C’est ainsi que je suis devenue animatrice et représentante de l’association Illalta à Anedido. Je m’occupe, avec trois anciennes exciseuses, de sensibiliser les villageoises et les villageois de notre région aux méfaits des mutilations génitales féminines (MGF).

Pour être à l’écoute des problèmes des femmes du secteur d’Anedido, nous assurons trois fois par semaine des permanences dans la maison d’Illalta. Nous recevons des femmes enceintes, mais également des jeunes filles et des veuves victimes du mariage forcé. Devenues veuves, les femmes Afar doivent obligatoirement épouser le frère ou un cousin du défunt pour rester dans la communauté du mari. Certaines veuves acceptent, d’autres refusent et viennent nous voir pour avoir de l’aide et du soutien. Je suis l’unique salariée d’Illalta à Anedido, les autres anciennes exciseuses travaillent bénévolement pour le moment. J’espère que l’association trouvera rapidement les moyens de financer leurs activités, parce qu’elles font un travail utile et important.
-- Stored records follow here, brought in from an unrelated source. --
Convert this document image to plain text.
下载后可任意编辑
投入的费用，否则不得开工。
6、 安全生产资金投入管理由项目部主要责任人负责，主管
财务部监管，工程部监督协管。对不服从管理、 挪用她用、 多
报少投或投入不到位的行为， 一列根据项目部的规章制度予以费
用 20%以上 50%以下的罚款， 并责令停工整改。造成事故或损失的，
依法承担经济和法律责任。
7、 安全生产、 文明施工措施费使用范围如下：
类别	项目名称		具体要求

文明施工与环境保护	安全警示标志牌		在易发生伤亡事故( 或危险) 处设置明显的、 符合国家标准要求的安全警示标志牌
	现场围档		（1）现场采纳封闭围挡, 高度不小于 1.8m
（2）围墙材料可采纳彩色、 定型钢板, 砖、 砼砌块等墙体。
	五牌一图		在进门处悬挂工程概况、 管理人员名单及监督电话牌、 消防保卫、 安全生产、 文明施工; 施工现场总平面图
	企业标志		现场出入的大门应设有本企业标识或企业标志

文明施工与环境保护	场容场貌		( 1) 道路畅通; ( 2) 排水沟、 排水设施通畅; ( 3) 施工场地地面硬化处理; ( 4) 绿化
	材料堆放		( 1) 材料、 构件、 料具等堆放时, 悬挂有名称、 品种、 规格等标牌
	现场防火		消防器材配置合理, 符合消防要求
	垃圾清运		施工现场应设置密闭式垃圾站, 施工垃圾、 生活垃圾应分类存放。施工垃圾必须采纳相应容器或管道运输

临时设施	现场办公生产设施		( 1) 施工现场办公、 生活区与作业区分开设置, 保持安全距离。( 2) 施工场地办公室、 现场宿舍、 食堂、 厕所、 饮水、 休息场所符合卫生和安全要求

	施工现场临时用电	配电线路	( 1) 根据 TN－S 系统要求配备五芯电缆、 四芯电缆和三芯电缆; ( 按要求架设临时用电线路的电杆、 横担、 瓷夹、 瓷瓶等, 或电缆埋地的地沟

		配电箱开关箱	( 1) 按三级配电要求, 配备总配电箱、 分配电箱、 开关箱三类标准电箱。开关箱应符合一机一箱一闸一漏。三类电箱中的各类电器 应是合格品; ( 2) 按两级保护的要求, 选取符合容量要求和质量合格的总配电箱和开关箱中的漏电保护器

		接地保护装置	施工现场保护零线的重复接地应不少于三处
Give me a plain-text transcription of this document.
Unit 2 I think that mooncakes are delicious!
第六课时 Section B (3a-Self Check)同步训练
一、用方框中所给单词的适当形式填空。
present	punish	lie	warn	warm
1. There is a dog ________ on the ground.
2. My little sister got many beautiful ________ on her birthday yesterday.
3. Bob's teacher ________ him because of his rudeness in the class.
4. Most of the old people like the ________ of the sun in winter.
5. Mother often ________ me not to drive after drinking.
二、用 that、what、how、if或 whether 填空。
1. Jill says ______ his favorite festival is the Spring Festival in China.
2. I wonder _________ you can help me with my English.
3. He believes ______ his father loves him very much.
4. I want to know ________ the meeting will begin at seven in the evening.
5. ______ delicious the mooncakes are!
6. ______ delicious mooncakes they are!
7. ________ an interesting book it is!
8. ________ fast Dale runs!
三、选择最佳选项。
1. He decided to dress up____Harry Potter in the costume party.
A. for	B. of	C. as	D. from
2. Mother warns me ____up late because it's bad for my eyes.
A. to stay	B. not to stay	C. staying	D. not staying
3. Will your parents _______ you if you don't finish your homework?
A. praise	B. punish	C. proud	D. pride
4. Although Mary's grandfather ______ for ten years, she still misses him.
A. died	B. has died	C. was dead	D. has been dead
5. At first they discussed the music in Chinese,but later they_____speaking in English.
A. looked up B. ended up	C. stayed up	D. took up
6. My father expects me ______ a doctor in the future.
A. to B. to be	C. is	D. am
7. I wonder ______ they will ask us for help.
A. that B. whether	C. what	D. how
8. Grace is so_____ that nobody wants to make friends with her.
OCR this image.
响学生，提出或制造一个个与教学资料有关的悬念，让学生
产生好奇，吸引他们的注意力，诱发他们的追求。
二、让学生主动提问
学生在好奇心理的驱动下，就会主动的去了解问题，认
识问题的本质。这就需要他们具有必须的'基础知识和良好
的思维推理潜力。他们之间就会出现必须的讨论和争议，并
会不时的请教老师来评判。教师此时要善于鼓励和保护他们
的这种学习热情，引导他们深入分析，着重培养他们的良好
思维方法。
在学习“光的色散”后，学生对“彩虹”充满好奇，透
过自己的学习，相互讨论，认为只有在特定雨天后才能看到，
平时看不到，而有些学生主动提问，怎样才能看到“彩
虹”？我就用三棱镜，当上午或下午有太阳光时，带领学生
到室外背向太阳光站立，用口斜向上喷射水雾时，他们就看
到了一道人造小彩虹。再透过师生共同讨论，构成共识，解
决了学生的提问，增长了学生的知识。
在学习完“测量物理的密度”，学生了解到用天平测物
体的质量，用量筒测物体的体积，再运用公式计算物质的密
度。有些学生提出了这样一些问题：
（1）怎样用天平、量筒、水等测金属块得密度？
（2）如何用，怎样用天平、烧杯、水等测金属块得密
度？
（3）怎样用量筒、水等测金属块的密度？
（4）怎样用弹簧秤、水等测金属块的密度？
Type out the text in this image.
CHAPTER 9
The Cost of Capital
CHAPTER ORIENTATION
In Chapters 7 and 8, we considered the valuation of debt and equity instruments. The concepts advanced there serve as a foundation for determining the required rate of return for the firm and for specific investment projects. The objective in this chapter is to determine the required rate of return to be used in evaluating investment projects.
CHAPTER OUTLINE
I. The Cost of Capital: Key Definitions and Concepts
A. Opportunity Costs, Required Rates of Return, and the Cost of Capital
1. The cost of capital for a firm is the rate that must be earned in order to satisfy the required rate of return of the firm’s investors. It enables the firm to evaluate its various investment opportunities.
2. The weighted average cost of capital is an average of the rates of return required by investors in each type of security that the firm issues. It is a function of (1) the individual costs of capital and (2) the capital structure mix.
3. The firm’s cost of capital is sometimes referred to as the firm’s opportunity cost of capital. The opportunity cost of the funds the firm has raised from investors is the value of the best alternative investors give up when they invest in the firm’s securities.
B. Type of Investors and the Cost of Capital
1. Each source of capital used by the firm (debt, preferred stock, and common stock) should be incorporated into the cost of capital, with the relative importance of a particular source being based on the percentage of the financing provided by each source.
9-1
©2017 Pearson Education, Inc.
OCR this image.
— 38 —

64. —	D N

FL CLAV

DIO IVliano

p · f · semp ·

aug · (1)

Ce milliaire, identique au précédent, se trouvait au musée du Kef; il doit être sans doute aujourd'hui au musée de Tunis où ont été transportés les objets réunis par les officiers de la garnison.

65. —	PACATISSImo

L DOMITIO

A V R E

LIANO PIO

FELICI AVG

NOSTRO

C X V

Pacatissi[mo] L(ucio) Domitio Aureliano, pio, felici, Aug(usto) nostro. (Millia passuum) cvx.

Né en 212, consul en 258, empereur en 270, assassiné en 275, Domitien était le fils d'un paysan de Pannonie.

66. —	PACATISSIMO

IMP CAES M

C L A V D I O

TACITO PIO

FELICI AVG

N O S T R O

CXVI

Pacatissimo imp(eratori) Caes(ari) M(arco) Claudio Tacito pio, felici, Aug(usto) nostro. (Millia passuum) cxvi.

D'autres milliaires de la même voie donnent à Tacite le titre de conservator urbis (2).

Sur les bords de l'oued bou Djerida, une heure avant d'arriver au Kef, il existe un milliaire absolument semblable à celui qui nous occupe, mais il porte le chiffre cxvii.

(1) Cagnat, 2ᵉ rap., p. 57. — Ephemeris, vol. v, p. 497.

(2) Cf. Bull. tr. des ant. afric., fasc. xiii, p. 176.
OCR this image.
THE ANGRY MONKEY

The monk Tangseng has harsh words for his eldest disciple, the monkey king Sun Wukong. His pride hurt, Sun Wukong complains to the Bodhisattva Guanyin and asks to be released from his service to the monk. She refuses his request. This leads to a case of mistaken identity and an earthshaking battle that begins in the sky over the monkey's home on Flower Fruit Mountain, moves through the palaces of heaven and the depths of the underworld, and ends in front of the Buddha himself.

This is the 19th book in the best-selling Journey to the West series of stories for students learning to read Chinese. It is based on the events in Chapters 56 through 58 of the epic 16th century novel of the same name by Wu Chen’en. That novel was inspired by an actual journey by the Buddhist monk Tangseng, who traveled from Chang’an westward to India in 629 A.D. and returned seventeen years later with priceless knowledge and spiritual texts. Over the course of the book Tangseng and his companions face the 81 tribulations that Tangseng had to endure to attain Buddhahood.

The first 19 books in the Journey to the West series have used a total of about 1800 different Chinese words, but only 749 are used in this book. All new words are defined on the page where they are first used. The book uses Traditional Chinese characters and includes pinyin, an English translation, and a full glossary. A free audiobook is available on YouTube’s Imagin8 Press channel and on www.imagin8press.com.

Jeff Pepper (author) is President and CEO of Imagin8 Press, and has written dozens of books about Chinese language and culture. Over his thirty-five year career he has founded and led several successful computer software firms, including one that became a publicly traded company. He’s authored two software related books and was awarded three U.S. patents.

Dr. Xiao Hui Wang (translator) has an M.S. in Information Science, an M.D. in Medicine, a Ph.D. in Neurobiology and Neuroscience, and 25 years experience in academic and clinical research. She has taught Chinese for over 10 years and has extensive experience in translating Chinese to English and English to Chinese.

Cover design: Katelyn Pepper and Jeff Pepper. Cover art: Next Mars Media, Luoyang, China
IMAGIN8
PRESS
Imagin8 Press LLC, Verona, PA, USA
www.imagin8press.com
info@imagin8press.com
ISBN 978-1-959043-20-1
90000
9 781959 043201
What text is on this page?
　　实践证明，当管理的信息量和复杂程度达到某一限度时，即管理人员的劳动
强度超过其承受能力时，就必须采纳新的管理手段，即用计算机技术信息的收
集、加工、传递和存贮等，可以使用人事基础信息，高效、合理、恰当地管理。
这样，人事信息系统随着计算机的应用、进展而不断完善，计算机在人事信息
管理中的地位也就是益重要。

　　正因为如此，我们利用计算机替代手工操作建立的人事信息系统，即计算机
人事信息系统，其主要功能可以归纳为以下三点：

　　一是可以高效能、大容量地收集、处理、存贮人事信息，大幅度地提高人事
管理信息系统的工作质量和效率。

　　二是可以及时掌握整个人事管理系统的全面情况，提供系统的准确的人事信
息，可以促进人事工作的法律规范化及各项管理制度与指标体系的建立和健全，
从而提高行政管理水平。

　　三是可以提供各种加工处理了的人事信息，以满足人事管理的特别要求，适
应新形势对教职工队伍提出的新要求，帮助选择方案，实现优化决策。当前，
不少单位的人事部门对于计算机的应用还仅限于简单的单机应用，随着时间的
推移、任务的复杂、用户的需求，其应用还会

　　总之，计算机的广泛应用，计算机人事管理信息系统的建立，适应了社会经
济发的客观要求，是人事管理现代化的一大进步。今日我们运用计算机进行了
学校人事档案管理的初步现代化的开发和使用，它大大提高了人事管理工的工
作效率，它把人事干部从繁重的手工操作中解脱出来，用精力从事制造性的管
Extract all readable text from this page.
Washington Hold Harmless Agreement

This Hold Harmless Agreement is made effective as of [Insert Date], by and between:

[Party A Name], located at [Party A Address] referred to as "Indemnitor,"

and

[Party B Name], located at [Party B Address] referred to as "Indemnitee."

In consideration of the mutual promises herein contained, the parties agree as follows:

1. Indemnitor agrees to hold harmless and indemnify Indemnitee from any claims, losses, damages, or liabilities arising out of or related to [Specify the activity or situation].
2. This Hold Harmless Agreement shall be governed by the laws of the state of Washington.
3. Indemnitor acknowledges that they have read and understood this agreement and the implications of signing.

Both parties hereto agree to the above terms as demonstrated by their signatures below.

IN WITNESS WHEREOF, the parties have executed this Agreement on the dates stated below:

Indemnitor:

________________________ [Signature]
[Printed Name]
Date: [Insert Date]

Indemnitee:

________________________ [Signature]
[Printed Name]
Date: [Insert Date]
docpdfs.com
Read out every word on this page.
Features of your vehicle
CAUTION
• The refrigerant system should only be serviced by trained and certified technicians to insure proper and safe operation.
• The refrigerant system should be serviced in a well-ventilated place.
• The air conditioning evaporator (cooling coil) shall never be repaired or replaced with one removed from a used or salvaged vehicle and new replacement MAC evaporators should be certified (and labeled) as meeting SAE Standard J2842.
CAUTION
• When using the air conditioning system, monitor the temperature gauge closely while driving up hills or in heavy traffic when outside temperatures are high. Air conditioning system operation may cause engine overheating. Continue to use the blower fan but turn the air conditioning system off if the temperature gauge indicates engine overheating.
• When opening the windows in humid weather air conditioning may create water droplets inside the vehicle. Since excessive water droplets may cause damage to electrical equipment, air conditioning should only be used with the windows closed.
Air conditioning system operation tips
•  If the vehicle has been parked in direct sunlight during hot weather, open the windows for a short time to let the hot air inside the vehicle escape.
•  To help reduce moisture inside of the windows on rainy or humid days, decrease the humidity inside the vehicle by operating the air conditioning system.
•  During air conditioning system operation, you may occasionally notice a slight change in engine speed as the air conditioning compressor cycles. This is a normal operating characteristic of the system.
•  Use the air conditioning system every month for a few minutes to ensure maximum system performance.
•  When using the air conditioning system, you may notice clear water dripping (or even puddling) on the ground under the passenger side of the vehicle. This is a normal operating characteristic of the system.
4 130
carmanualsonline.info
Et surtout, il ne faut absolument pas qu’elles reprennent leur ancienne activité pour des raisons économiques.

La rencontre avec Christiane Poyet, présidente d’Illalta, a changé ma vie, parce qu’elle a mis fin au face-à-face entre Mimi l’exciseuse et les petites filles sur le point d’être excisées.

Désormais, je vois de près les méfaits et les ravages causés par les mutilations génitales féminines en tant qu’accoucheuse.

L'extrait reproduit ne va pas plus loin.